Pranath’s eyes boring into Payal’s. “Do you feel any urge to kill again, Payal?”

“No, sir.” A lie. The madness inside her had constantly wanted to slam a blade into Lalit’s jugular, end his evil. But she’d been too young and untrained, and he had a predator’s instincts.

“Payal will be my putative successor for the time being.” Pranath’s statement had rung around the room. “We can reconvene on the topic in another decade. Keep your nose clean in the interim, Lalit, and anyone who’s aware of your indiscretions to date may decide to forget them.”

Payal had never been meant to actually take up the mantle. But then two things had happened in quick succession.

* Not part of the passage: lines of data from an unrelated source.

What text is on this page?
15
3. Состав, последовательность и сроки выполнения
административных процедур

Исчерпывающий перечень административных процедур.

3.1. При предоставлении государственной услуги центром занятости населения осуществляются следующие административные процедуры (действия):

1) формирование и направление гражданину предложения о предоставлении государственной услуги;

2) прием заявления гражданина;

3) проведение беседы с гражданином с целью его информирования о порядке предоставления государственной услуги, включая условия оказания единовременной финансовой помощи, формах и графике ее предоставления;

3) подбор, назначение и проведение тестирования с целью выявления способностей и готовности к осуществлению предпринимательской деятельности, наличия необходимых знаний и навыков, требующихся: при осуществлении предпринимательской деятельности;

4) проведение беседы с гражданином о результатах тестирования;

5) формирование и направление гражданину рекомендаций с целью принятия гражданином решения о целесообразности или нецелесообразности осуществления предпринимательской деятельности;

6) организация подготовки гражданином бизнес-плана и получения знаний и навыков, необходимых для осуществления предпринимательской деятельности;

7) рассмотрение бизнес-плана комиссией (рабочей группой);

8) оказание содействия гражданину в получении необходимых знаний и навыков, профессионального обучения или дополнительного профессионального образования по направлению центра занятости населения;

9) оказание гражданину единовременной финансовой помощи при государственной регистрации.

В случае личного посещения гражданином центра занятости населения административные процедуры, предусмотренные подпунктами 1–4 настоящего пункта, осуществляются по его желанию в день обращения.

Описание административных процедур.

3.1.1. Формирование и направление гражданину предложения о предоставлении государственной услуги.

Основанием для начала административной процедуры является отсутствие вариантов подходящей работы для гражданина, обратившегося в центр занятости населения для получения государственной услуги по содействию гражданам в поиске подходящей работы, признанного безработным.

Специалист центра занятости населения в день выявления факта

Pranath Rao had suffered his accident.

And Lalit had been caught by their paternal aunt doing something for which there could be no rational explanation when he was meant to be in full control of his urges: using a knife to carve shapes into the body of a teenaged maid employed at Vara for domestic duties. He’d been in an unlocked room with an old lattice window that allowed passersby a view inside should they glance that way.

Payal had been lucky that day—she’d happened to walk by as their aunt confronted Lalit. Using Lalit’s distraction as cover, she’d teleported to the girl, then out with her to an undisclosed location. She’d made a point of building a mental database of locations Lalit couldn’t access, including an old farmhouse that she’d bought with money from a small business venture.

That far in the countryside, it had cost less than nothing—and the caretaker wasn’t aware it was in his name. He just knew that the owner paid him handsomely to look after the place and take care of any guests. Because while Payal hadn’t been able to save the homeless man, the maid was far from the first person she’d taken to the sanctuary of the farmhouse.

Leaving the wounded maid to be tended to by a rural human doctor who never saw Payal, only the caretaker, she’d then made her way to her father’s secure recovery suite—a month after his accident and he was back at work, though under medical watch. He’d also already ordered renovations to the basement area he intended to turn into his long-term base of operations. She’d made her report about Lalit’s relapse while her brother was still in the midst of telling their aunt she needed to forget this for her own good.